Kewenangan syariat sering dibenturkan dengan aturan pusat.
Sementara itu, rakyat kecil tetap terjepit dalam kemiskinan, pengangguran, dan ketidakpastian masa depan.
Ironisnya, elit politik lokal justru sibuk berebut proyek dan jabatan, melupakan semangat awal perjuangan yang ditegaskan dalam Ikrar Lamteh.
Ikrar Lamteh: Janji Suci yang Dikhianati
Ikrar Lamteh diucapkan pada 17 Juli 2005 — sebulan sebelum MoU Helsinki ditandatangani. Di sebuah balai sederhana di Lamteh, Aceh Besar, para pimpinan GAM, tokoh ulama, dan masyarakat sepakat menyatakan:
“Kami berikrar atas nama Allah dan Rasul-Nya, bahwa kami akan setia kepada butir-butir perjanjian damai. Bahwa perjuangan Aceh tidak akan dikhianati oleh para pemimpin yang rakus, dan hak rakyat akan dijaga dalam bingkai keadilan dan syariat.”
Itu bukan sekadar kalimat. Itu sumpah. Itu janji moral yang seharusnya jadi pagar etika bagi seluruh elit Aceh.
Tapi lihat hari ini — apakah janji itu ditepati?
Korupsi merajalela. Jabatan dibagi-bagi. Dana Otsus jadi rebutan. Syariat dipolitisasi.
Ikrar Lamteh seakan cuma tinggal catatan seremonial tanpa makna.
Otsus: Berkah atau Malapetaka?
Banyak pihak berkata, Dana Otsus sudah mencapai Rp 100 triliun lebih sejak 2008. Tapi angka kemiskinan tetap tinggi. Pengangguran meningkat. Dana desa habis entah ke mana. Infrastruktur banyak mangkrak.

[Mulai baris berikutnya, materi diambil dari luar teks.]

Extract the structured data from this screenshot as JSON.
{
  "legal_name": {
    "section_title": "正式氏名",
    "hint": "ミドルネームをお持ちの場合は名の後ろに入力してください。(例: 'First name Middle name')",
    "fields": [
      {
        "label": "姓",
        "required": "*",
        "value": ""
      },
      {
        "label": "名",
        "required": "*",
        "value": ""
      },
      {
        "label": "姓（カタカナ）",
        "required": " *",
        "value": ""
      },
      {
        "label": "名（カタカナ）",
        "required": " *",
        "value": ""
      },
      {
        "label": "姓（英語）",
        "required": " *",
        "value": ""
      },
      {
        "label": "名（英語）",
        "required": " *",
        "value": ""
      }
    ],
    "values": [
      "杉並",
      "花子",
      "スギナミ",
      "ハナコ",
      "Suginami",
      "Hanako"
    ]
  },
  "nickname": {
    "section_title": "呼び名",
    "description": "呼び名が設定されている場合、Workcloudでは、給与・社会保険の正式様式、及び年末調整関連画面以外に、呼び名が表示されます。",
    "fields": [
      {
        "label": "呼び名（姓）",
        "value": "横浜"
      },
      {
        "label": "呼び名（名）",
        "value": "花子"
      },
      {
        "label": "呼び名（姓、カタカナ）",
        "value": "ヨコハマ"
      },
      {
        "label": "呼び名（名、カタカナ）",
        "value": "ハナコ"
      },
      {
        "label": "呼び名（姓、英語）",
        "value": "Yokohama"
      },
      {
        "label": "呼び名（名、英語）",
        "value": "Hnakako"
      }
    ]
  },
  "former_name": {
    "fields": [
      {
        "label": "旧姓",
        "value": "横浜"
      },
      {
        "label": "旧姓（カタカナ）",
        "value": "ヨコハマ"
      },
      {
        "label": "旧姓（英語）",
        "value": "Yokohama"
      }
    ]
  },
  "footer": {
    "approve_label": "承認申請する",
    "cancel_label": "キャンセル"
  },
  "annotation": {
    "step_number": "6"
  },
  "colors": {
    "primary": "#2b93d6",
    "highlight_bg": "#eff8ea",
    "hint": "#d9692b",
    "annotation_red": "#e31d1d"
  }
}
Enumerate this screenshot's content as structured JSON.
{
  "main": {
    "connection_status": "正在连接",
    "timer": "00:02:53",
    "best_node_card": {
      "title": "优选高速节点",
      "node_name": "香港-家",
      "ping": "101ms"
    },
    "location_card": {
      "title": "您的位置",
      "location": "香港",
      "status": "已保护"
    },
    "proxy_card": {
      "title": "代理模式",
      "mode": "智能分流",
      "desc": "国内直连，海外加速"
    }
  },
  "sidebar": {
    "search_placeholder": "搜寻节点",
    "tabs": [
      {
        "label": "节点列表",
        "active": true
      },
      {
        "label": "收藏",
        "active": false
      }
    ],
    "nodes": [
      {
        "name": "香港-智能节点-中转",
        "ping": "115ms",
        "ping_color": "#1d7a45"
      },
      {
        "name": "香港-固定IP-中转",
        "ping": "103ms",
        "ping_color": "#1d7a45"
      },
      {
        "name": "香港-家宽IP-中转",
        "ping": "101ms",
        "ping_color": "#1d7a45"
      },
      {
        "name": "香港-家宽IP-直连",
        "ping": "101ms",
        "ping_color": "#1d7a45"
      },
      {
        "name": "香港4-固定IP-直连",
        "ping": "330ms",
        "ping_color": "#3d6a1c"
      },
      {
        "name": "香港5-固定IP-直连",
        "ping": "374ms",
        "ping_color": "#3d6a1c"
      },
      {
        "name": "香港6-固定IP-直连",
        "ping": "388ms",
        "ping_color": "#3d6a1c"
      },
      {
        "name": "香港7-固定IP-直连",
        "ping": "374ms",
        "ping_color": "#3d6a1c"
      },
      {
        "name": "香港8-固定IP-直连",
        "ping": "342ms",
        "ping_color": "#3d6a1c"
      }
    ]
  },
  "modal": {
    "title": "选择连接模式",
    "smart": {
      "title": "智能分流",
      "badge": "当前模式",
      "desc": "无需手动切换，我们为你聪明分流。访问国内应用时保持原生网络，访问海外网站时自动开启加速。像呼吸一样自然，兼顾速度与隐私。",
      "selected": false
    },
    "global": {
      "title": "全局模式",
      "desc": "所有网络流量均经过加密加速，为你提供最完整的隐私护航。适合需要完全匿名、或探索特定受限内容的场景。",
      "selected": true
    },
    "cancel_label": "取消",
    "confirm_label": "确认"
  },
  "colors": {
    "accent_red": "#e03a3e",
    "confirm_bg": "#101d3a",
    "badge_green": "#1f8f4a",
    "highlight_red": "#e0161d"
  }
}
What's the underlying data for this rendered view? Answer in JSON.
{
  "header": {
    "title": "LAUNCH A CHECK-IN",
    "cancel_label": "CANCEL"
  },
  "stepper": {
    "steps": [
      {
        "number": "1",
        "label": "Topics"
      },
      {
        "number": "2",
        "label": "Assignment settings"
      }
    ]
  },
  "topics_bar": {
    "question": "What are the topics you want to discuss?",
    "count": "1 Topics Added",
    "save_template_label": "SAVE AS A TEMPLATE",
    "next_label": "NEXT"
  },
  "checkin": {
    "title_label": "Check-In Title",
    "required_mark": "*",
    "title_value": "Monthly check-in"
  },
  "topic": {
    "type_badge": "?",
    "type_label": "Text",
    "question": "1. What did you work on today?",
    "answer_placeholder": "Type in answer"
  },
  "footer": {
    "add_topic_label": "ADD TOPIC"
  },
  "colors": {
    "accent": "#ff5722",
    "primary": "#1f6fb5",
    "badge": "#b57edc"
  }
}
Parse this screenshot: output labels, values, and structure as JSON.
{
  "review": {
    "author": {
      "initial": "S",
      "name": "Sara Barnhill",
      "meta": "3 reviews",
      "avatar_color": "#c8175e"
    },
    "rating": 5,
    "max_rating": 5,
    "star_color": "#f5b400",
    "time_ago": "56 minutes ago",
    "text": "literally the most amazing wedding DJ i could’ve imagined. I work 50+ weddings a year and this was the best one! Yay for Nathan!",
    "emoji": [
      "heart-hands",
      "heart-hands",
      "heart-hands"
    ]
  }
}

Otsus seharusnya jadi instrumen pemberdayaan rakyat, pendidikan, kesehatan, dan ekonomi kerakyatan. Tapi yang terjadi:
- Otsus dikuasai segelintir elit partai lokal
- Proyeknya habis dibagi-bagi antara pemilik suara di DPRA
- Rakyat kecil hanya jadi penonton, bahkan sering dijadikan alat saat pilkada
Kalau begini, Otsus bukan lagi anugerah, tapi jadi bencana moral bagi Aceh.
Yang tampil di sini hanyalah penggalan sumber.